Ricky Taylor: Le Mans wird ein aggressives Rennen

Von Oliver Müller
24h Le Mans
IMSA-Champion Ricky Taylor fährt bei den 24h von Le Mans einen Ligier LMP2

IMSA-Champion Ricky Taylor fährt bei den 24h von Le Mans einen Ligier LMP2

Der amtierende Champion der amerikanischen IMSA-Serie tritt auch 2018 wieder bei den 24 Stunden von Le Mans an. Im Gespräch mit SPEEDWEEK.com blickt Ricky Taylor auf den Wettbewerb in der starken LMP2-Klasse.

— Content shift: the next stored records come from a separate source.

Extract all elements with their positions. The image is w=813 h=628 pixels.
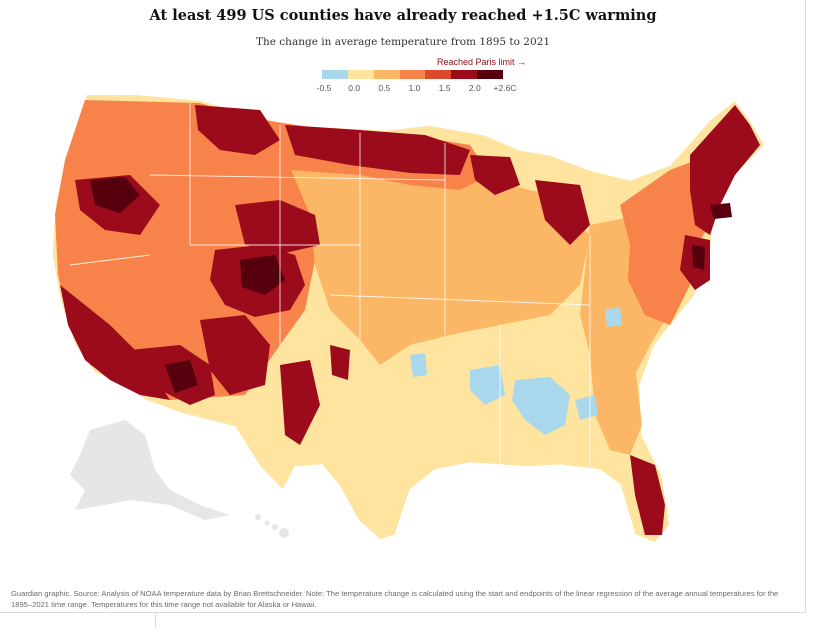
paris-limit-text: Reached Paris limit — [437, 57, 515, 67]
hotspot-darkest-idaho — [90, 177, 140, 213]
hotspot-darkest-utah-colorado — [240, 255, 285, 295]
legend-tick-label: 0.5 — [378, 83, 391, 93]
cooling-arkansas — [470, 365, 505, 405]
cooling-kentucky — [605, 307, 622, 327]
us-counties-map — [51, 95, 766, 544]
legend-tick-label: 1.5 — [438, 83, 451, 93]
hotspot-west-texas — [280, 360, 320, 445]
color-legend — [322, 70, 504, 79]
region-plains-light-orange — [285, 145, 590, 365]
paris-limit-label: Reached Paris limit → — [437, 57, 526, 67]
region-southeast-light-orange — [590, 355, 642, 455]
hotspot-wyoming — [235, 200, 320, 253]
legend-swatch — [477, 70, 504, 79]
hotspot-new-england — [690, 105, 760, 235]
footer-divider — [0, 612, 806, 613]
legend-swatch — [347, 70, 374, 79]
cooling-tennessee — [575, 395, 598, 420]
hotspot-california — [60, 285, 170, 400]
region-fills — [55, 100, 730, 455]
legend-tick-label: +2.6C — [493, 83, 517, 93]
alaska-no-data — [70, 420, 230, 520]
hotspot-darkest-arizona — [165, 360, 198, 393]
cooling-areas-blue — [410, 307, 622, 435]
hotspot-darkest-massachusetts — [710, 203, 732, 219]
legend-tick-label: 0.0 — [348, 83, 361, 93]
region-west-orange — [55, 100, 330, 400]
hawaii-no-data — [255, 514, 289, 538]
cooling-mississippi-alabama — [512, 377, 570, 435]
hotspot-wisconsin — [470, 155, 520, 195]
legend-swatch — [425, 70, 452, 79]
hotspot-northern-rockies — [195, 105, 280, 155]
legend-tick-label: -0.5 — [316, 83, 332, 93]
hotspots-darkest — [90, 177, 732, 393]
legend-tick-label: 1.0 — [408, 83, 421, 93]
cooling-oklahoma — [410, 353, 427, 377]
footer-tick — [155, 612, 156, 628]
hotspot-michigan — [535, 180, 590, 245]
hotspot-florida — [630, 455, 665, 535]
legend-tick-label: 2.0 — [468, 83, 481, 93]
hotspot-arizona — [200, 315, 270, 395]
arrow-right-icon: → — [517, 57, 527, 67]
legend-swatch — [399, 70, 426, 79]
hotspot-north-dakota — [285, 125, 470, 175]
legend-swatch — [373, 70, 400, 79]
chart-subtitle: The change in average temperature from 1… — [255, 36, 550, 48]
legend-swatch — [451, 70, 478, 79]
state-boundaries — [69, 103, 591, 467]
hotspot-new-mexico-east — [330, 345, 350, 380]
legend-ticks: -0.5 0.0 0.5 1.0 1.5 2.0 +2.6C — [312, 83, 517, 95]
chart-title: At least 499 US counties have already re… — [149, 7, 657, 24]
legend-swatch — [322, 70, 348, 79]
hotspot-darkest-new-jersey — [692, 245, 705, 270]
source-note: Guardian graphic. Source: Analysis of NO… — [11, 589, 779, 609]
region-mid-atlantic-orange — [628, 240, 690, 325]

In Nordamerika fährt er für das Team von Roger Penske einen Acura DPi. Doch an diesem Wochenende lässt der amtierende IMSA-Champion Ricky Taylor seinen Acura-Werkswagen in der Garage stehen und gibt einen Gastauftritt bei den 24 Stunden von Le Mans. Hier fährt der 28-Jährige zusammen mit Côme Ledogar und David Heinemeier-Hansson einen Ligier JS P217 von Jackie Chan DC Racing in der LMP2-Klasse. «Als Pilot willst du natürlich auch bei dem größten Rennen der Welt dabei sein – und das ist eben Le Mans. Deswegen komme ich immer wieder hierher zurück», verrät Taylor, der bereits seinen fünften Auftritt seit 2013 an der Sarthe gibt.

«In der vergangenen Zeit lief es hier für mich noch nicht so gut. So wie ich es sehe, besteht für mich in diesem Jahr die beste Chance auf den Klassensieg, die es je gab. Das ist sehr speziell für mich. Ich freue mich schon ungemein, wenn es im Rennen endlich zur Sache geht. Taylors Ligier hatte in der Qualifikation eine Zeit von 3:29,47, Minuten geschafft. Somit fährt sein Fahrzeug nur von der 16 Position in der LMP2-Klasse los.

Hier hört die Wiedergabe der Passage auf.